I am trying to use streams on cuda 10.1 to parallelize blocks of 16x16 threads in a grid of 4x1
I call createStream on the elements of an array of cudaStream_t and get a separate value for each.
The code runs slow but the NSight Systems 2019.5.1 is a bit vauge.
For some reason there are 2 contexts and it looks like the single variable streams exist and the ones in the array are all given the same number. I will try and type the text, there is no cut-n-paste…the v and > are the tree arrows
> CPU(56) v processes(2) v mtcnn_p2.exe > threads (144) v CUDA (GeForce RTX 2080 Ti, 0000:02:00:0) v 1.4% Context 1 v 82.0% Stream 10 v 100% Memory 100.0% HtoD memcpy //32 bytes - 2us. Should be before each kernel call on each stream but all show stream 10 v 7.4% Stream 14 100.0% Kernels BGRAsurfaceWriteKernel 36us v 7.4% Default stream (7) > 82.0% Kernels > 17.9% Memory 11.2% HtoD 88.8% DtoD v 3.2% Stream 151 v 100% memory 100.0% DtoA memcpy v 98.6% Context 2 with tooltip "Combined view with less than 1% impact" 100.0% other kernels
This second context is the work that needs to be parallelized accros streams
Each kernel launch of <<< [4,1],[16,16],0, stream>>> has a unique id on the call.

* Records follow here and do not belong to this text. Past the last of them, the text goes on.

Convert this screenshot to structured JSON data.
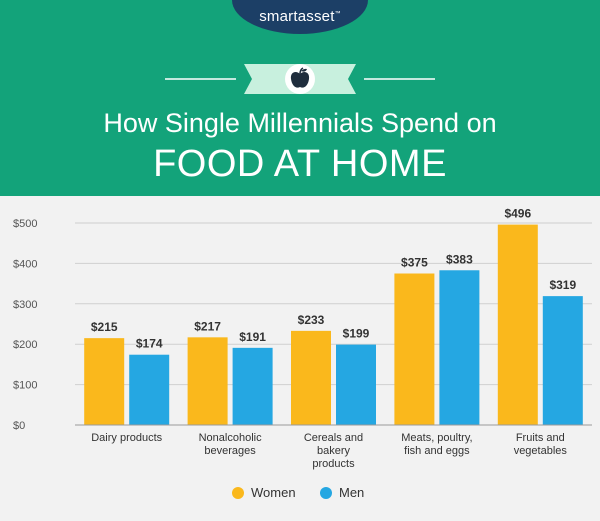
{
  "header": {
    "brand": "smartasset",
    "title_line1": "How Single Millennials Spend on",
    "title_line2": "FOOD AT HOME",
    "badge_icon": "apple-icon"
  },
  "colors": {
    "header_bg": "#13a37a",
    "logo_bg": "#1c3f66",
    "women": "#fab81c",
    "men": "#25a7e2",
    "ribbon": "#c8f0de"
  },
  "chart_data": {
    "type": "bar",
    "categories": [
      [
        "Dairy products"
      ],
      [
        "Nonalcoholic",
        "beverages"
      ],
      [
        "Cereals and",
        "bakery",
        "products"
      ],
      [
        "Meats, poultry,",
        "fish and eggs"
      ],
      [
        "Fruits and",
        "vegetables"
      ]
    ],
    "series": [
      {
        "name": "Women",
        "values": [
          215,
          217,
          233,
          375,
          496
        ],
        "labels": [
          "$215",
          "$217",
          "$233",
          "$375",
          "$496"
        ]
      },
      {
        "name": "Men",
        "values": [
          174,
          191,
          199,
          383,
          319
        ],
        "labels": [
          "$174",
          "$191",
          "$199",
          "$383",
          "$319"
        ]
      }
    ],
    "yticks": [
      "$0",
      "$100",
      "$200",
      "$300",
      "$400",
      "$500"
    ],
    "ylim": [
      0,
      500
    ],
    "grid": true,
    "legend_position": "bottom"
  }
}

But in this view they all show the same stream ID???
In the events view there is a column called Context with “Stream 2147483647” on every kernel and they are shown run completely one after the other stretching the work out.
Now obviously 2147483647 is -1 on signed MAXINT :-(
I have spent many, many hours and tried the defines and flags for different stream default thread stuff and none seems to work.

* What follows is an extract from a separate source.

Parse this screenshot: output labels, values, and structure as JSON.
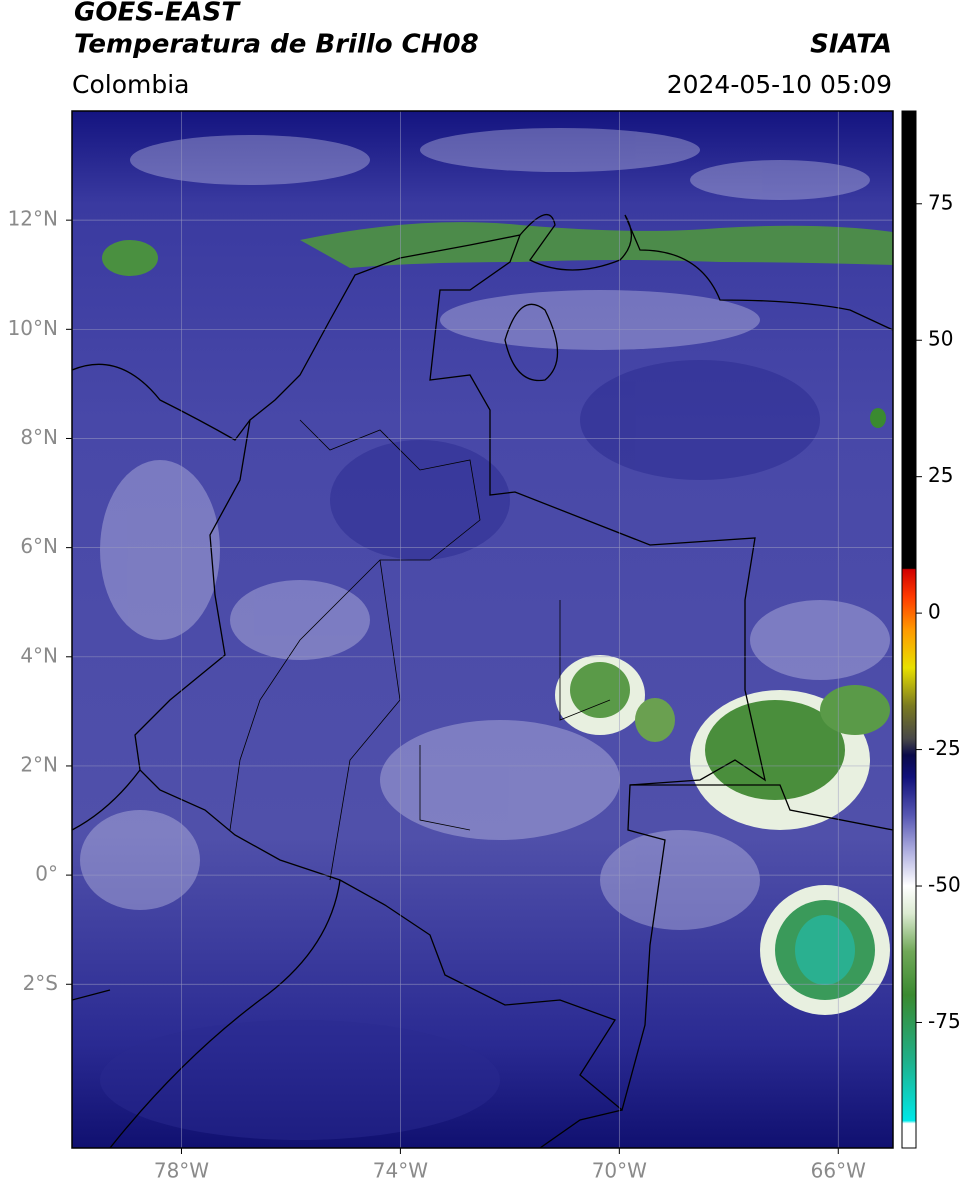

If it wasn’t running so damn slow, I might think the tool is just collapsing the stream view and hiding all the stream id’s into a -1.
Also the stream is a memcpy and a launch and instead of 1 of each on each stream, I see all the memcpy colected into stream 10 and all the GetBlockImagePatchesFromTextureKernel on the -1 stream in “Context 2”
Any insight.(no pun) would be greatly appreciated!